Move the belay to the large corner system on the left via 2nd/3rd class easy scrambling. Here we were unclear of exactly where to go. It appears on the topo that you could perhaps go up to a chockstone and belay. We went into the chimney and belayed at the base of the corner system on a small pedestal of rock and this proved to be a fine way to do it, although it makes the 2nd pitch longer.
Pitch 2 (5.10, 175'): An awesome, long pitch of climbing up the corner with a variety of sizes and plenty of face features to keep the difficulty down except for a section up high where you'll actually have to dig your mitts into the wide hands and fist calcite crack straight above. Don't traverse left into the corner with chockstones. That's really chossy. Belay at the Voodoo Ledge with small gear (.2-.4 Camalot size).
Pitch 3 (5.8ish, 100'): Two options seem to exist. One is to go left from the belay and do what appears to be an exposed and probably unprotected step across to a wide crack. We opted for the straight up version which involved stemming and jamming directly above the anchor. Climb the corner system until you can move left across the calcite covered face. We moved left at the top of the corner. Belay on the rubble strewn ledge with #.3-.4 Camalots and/or #2-3 Camalots. [edit: your best bet is to climb straight up and traverse left about halfway up the dihedral, if you traverse at the top it's harder for both leader and follower]

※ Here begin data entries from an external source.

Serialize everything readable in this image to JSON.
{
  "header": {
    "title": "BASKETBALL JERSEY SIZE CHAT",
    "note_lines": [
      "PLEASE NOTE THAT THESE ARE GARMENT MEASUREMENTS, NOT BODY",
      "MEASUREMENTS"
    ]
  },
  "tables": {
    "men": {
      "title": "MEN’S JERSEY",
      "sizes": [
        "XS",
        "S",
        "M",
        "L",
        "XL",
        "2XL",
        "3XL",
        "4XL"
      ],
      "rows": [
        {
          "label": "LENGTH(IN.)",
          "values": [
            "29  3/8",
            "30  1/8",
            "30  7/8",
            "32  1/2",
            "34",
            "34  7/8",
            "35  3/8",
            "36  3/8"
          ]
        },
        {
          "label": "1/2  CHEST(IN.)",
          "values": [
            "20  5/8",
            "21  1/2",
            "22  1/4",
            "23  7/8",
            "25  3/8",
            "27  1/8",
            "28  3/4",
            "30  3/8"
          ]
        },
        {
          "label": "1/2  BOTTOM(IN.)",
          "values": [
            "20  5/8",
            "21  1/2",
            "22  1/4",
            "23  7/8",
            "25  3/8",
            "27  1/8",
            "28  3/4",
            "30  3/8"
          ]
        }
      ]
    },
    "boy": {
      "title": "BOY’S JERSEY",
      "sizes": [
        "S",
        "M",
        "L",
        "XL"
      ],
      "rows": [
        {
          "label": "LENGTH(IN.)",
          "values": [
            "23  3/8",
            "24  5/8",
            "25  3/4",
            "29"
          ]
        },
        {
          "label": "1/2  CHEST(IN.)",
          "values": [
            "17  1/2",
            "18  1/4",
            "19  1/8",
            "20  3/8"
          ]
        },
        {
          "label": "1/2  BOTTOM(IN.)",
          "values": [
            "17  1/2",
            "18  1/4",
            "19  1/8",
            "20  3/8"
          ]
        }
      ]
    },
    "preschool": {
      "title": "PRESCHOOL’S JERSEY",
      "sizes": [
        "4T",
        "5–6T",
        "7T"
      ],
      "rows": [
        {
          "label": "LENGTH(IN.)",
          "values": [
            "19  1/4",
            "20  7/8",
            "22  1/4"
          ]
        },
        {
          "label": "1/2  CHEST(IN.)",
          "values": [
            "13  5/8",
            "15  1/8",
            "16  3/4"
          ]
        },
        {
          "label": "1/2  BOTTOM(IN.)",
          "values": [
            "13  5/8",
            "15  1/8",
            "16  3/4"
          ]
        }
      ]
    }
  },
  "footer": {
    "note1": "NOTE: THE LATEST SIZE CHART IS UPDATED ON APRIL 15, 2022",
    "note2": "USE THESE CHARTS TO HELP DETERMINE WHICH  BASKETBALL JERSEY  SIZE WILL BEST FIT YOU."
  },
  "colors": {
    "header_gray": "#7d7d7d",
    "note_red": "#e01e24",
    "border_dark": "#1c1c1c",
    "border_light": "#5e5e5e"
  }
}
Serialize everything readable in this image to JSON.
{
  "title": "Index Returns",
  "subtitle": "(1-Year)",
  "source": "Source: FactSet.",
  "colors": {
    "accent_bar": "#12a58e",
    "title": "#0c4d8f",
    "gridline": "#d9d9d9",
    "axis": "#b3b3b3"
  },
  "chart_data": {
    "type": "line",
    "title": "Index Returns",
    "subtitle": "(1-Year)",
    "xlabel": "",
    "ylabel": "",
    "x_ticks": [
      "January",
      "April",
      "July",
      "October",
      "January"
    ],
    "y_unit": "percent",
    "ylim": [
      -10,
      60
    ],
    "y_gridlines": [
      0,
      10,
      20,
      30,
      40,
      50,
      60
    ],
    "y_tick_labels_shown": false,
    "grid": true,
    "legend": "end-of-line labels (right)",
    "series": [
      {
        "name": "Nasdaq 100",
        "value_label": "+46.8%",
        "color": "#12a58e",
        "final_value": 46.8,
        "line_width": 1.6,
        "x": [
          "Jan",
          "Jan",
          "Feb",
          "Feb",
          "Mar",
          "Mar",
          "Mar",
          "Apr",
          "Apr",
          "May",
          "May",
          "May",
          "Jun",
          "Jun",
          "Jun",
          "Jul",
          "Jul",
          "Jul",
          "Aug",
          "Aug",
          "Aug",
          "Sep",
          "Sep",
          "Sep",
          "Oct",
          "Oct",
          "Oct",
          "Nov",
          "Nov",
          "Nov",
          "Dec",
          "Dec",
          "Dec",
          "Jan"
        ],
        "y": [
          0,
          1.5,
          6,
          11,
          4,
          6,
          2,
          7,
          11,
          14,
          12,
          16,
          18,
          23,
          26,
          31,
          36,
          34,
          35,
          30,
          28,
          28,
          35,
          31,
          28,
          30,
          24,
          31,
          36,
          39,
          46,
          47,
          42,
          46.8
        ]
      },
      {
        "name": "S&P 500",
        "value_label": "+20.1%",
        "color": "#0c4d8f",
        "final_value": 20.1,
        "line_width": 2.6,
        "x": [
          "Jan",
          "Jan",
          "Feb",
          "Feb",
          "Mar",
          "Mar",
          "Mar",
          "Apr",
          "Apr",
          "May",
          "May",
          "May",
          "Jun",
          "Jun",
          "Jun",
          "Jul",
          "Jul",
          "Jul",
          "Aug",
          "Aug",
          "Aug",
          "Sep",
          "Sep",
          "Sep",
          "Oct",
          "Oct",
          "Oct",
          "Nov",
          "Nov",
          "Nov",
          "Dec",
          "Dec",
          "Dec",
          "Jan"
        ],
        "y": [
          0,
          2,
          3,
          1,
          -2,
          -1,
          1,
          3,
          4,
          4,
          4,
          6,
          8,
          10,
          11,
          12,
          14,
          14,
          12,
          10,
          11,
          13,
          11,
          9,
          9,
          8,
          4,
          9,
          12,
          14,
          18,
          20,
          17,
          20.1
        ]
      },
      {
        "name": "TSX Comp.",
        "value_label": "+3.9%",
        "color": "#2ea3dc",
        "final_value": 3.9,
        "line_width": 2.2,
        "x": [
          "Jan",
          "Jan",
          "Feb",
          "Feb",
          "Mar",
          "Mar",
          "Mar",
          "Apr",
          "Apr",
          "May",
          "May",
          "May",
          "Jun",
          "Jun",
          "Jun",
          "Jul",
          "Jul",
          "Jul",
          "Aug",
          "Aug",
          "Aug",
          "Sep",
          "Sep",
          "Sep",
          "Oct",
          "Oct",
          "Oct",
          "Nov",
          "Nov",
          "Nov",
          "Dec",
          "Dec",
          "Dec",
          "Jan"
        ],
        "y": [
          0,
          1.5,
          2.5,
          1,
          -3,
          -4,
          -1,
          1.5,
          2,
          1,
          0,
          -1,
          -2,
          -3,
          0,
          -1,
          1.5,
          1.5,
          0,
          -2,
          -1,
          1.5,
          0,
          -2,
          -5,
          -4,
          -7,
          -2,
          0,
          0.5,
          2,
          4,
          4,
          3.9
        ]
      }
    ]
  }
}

Pitch 4 (5.9+, ~175'): Go up the "mud rock" looking roof where good stemming and jamming is found and decent enough of rock quality (it is the desert after all!). Above the initial roof, a couple options seem to exist. I stayed left on some solid finger jams with good rock followed by some awesome face holds. Above, work your way into the wide chimney and grovel your way to the top. Belay takes #1 and #2 Camalots with ease.
Go about 100' west to find the Voodoo Child top anchor and rappel that route. You can double rope rappel the first rap to Voodoo Ledge. If you're worried about the first pull you can rap twice to Voodoo Ledge on a single 60: rappelling first from the top of the mesa to the first anchor you find. Then, rappel from there to the Voodoo Ledge. Once on Voodoo Ledge do a full 200' rappel to the ledge at the top of the first pitch. Then, 175' to the ground.
Other than the top anchor, which has cord on it, the rest are Metolius rap hangers and hence, are devoid of tat.
Location
When you first turn off 128, there's a good road straight ahead with a big square shaped parking lot. This is for the equestrian trails. The climbing approach takes the immediate left after leaving 128 and there is a sign there indication climber access (although with no arrow). There is some initial roughness getting into the wash but it's mostly smooth with just a few tricky sections. Go 1.5 miles from 128 and look for the large (20+ foot boulder 100 yards off the road) and you'll most likely also spot the well worn trail down low on the hillside, below the large boudler. Find a wide spot in the wash and park well to the side. Take the trail to the base of the wall and traverse right, under Crooked Arrow Spire and after rounding the corner on to the northwest side look for a tall flake with a couple of bolts on it and a large detached block at the base of the wall.
Protection
Topo recommends 2-3 each of #.4-#3 and 2 #4s and 1 #5. I would alos take 2 #.3s, for anchors primarily, and doubles up to #.75 and triples from #1 to #3. If you want to play it more conservative you could take a cam smaller than .3 and you could take a 6 where it might be nice on the 1st pitch but otherwise it seems like dead weight. You need 2 ropes or 1 rope and a tag line for the descent.